The main driver for steel's surge is the Chinese government's intention to keep closing excess capacity in polluting heavy industries, such as steel, iron ore and coal.
China wants major state-owned businesses to cut 6 million tonnes of steel production and 24.7 million tonnes of coal capacity this year, official media reported on Jan. 12.
This is a slight change of emphasis on the steel front from last year when the government wanted capacity cuts as opposed to output cuts.
Full-year figures are not yet available, but China's steel output rose 1.1 percent to 738.94 million tonnes in the first 11 months of the year compared to the same period a year earlier.
The rate of growth has also been accelerating recently, with November's production jumping 5 percent year-on-year, the fastest monthly pace in two years.
What was achieved in 2016 was about 45 million tonnes in steel capacity cuts, even as output was rising.

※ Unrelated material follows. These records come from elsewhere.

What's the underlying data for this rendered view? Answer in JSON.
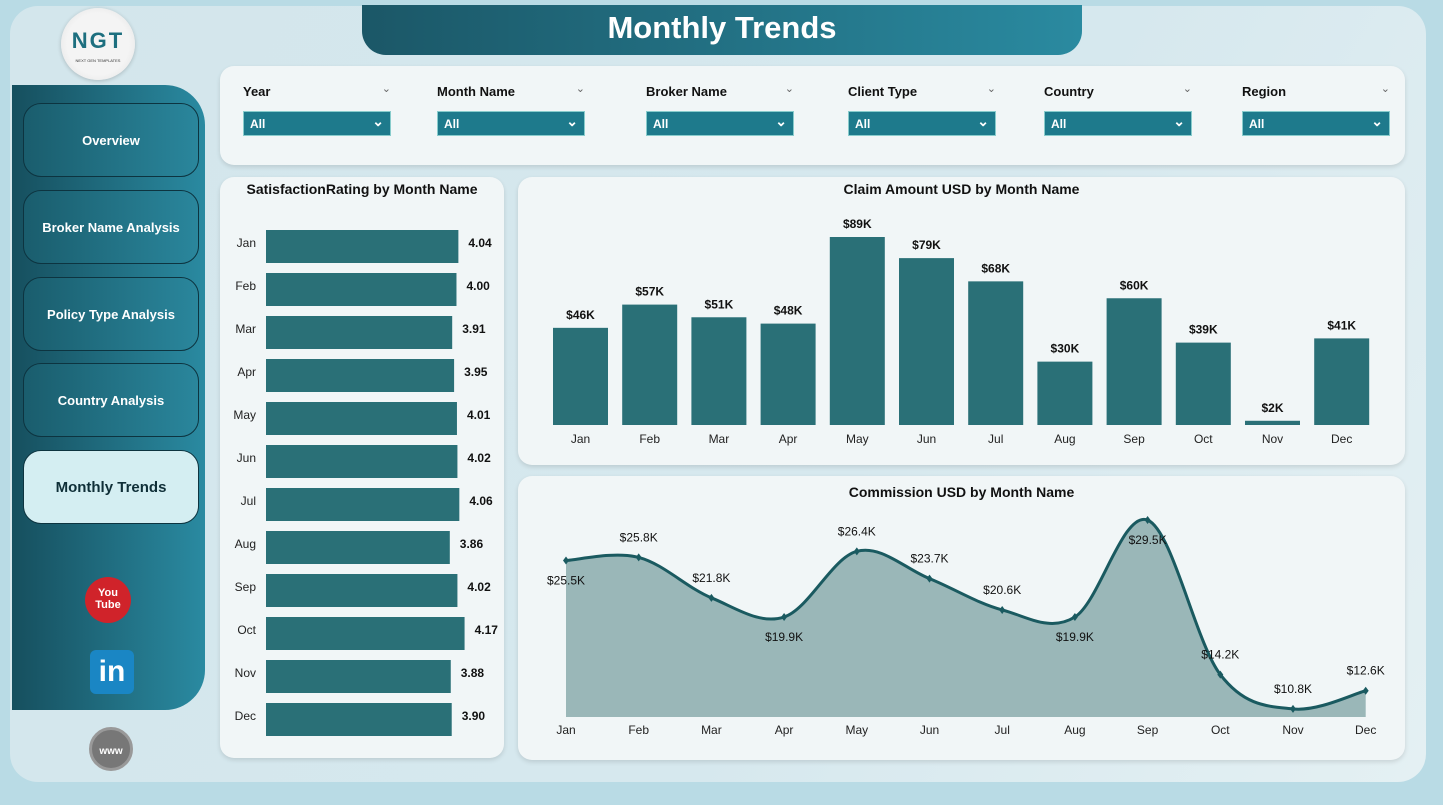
{
  "logo": {
    "text": "NGT",
    "subtext": "NEXT GEN TEMPLATES"
  },
  "title": "Monthly Trends",
  "nav": [
    {
      "label": "Overview"
    },
    {
      "label": "Broker Name Analysis"
    },
    {
      "label": "Policy Type Analysis"
    },
    {
      "label": "Country Analysis"
    },
    {
      "label": "Monthly Trends",
      "active": true
    }
  ],
  "social": {
    "youtube": "You Tube",
    "linkedin": "in",
    "web": "www"
  },
  "filters": [
    {
      "label": "Year",
      "value": "All"
    },
    {
      "label": "Month Name",
      "value": "All"
    },
    {
      "label": "Broker Name",
      "value": "All"
    },
    {
      "label": "Client Type",
      "value": "All"
    },
    {
      "label": "Country",
      "value": "All"
    },
    {
      "label": "Region",
      "value": "All"
    }
  ],
  "colors": {
    "bar": "#2a7077",
    "line": "#1a5a60",
    "area": "#9ab7b8",
    "accent": "#1e7a8c"
  },
  "chart_data": [
    {
      "type": "bar",
      "orientation": "horizontal",
      "title": "SatisfactionRating by Month Name",
      "categories": [
        "Jan",
        "Feb",
        "Mar",
        "Apr",
        "May",
        "Jun",
        "Jul",
        "Aug",
        "Sep",
        "Oct",
        "Nov",
        "Dec"
      ],
      "values": [
        4.04,
        4.0,
        3.91,
        3.95,
        4.01,
        4.02,
        4.06,
        3.86,
        4.02,
        4.17,
        3.88,
        3.9
      ],
      "labels": [
        "4.04",
        "4.00",
        "3.91",
        "3.95",
        "4.01",
        "4.02",
        "4.06",
        "3.86",
        "4.02",
        "4.17",
        "3.88",
        "3.90"
      ],
      "xlim": [
        0,
        4.2
      ]
    },
    {
      "type": "bar",
      "title": "Claim Amount USD by Month Name",
      "categories": [
        "Jan",
        "Feb",
        "Mar",
        "Apr",
        "May",
        "Jun",
        "Jul",
        "Aug",
        "Sep",
        "Oct",
        "Nov",
        "Dec"
      ],
      "values": [
        46000,
        57000,
        51000,
        48000,
        89000,
        79000,
        68000,
        30000,
        60000,
        39000,
        2000,
        41000
      ],
      "labels": [
        "$46K",
        "$57K",
        "$51K",
        "$48K",
        "$89K",
        "$79K",
        "$68K",
        "$30K",
        "$60K",
        "$39K",
        "$2K",
        "$41K"
      ],
      "ylim": [
        0,
        89000
      ]
    },
    {
      "type": "area",
      "title": "Commission USD by Month Name",
      "categories": [
        "Jan",
        "Feb",
        "Mar",
        "Apr",
        "May",
        "Jun",
        "Jul",
        "Aug",
        "Sep",
        "Oct",
        "Nov",
        "Dec"
      ],
      "values": [
        25500,
        25800,
        21800,
        19900,
        26400,
        23700,
        20600,
        19900,
        29500,
        14200,
        10800,
        12600
      ],
      "labels": [
        "$25.5K",
        "$25.8K",
        "$21.8K",
        "$19.9K",
        "$26.4K",
        "$23.7K",
        "$20.6K",
        "$19.9K",
        "$29.5K",
        "$14.2K",
        "$10.8K",
        "$12.6K"
      ],
      "ylim": [
        10000,
        30000
      ]
    }
  ]
}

Given China's steel production capacity is still above 1 billion tonnes per annum, it is clear there is still plenty of scope for further capacity cuts, something the government aims to achieve.

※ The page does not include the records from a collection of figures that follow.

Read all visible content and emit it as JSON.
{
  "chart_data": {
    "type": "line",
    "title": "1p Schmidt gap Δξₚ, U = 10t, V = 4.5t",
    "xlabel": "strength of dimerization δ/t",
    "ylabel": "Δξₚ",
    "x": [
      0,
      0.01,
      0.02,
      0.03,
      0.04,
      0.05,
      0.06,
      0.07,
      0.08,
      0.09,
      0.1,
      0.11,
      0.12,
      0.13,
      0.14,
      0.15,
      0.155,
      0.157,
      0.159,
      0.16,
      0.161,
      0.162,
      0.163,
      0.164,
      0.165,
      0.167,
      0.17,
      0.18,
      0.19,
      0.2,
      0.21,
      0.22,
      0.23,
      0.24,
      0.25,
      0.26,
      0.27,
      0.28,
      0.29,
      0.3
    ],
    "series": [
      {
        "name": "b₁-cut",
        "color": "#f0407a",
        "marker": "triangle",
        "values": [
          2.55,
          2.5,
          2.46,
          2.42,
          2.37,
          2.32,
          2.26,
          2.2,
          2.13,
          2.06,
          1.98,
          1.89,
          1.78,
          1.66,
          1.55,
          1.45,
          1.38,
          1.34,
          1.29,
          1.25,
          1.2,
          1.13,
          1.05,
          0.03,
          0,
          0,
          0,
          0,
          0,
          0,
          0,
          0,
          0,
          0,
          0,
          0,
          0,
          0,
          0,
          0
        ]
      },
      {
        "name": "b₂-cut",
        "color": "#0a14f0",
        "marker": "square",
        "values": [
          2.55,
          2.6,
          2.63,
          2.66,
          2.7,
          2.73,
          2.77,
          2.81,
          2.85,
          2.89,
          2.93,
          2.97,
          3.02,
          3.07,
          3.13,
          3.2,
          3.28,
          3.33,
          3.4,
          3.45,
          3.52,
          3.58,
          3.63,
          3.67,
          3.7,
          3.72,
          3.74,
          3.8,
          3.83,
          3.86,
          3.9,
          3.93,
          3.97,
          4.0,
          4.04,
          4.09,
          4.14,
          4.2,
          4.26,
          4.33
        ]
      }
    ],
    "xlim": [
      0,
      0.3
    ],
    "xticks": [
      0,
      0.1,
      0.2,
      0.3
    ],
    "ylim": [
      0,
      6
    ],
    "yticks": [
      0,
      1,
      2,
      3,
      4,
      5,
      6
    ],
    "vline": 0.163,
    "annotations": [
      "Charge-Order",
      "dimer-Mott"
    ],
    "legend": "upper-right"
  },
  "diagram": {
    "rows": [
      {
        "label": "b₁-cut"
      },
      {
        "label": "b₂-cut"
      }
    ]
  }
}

Output of low-grade steel in small, polluting furnaces is to be eliminated by the end of June, a move that could cut as much as 4 percent of China's steel output, according to a Jan. 11 report in state media.
What is currently happening is that steel makers are still making profits and are thus incentivised to continue producing, and the output that is being closed is less profitable, low-technology and polluting.
The question is whether China's economic growth will be strong enough, and in the right sectors, to use up all the steel being produced.
This is especially the case given that exports are unlikely to grow strongly, given that protectionist measures against China's products continue to mount.
China's steel exports dropped by 4.4 percent in 2016 to 95.22 million tonnes, still a significant amount and about 8 percent of the country's total production.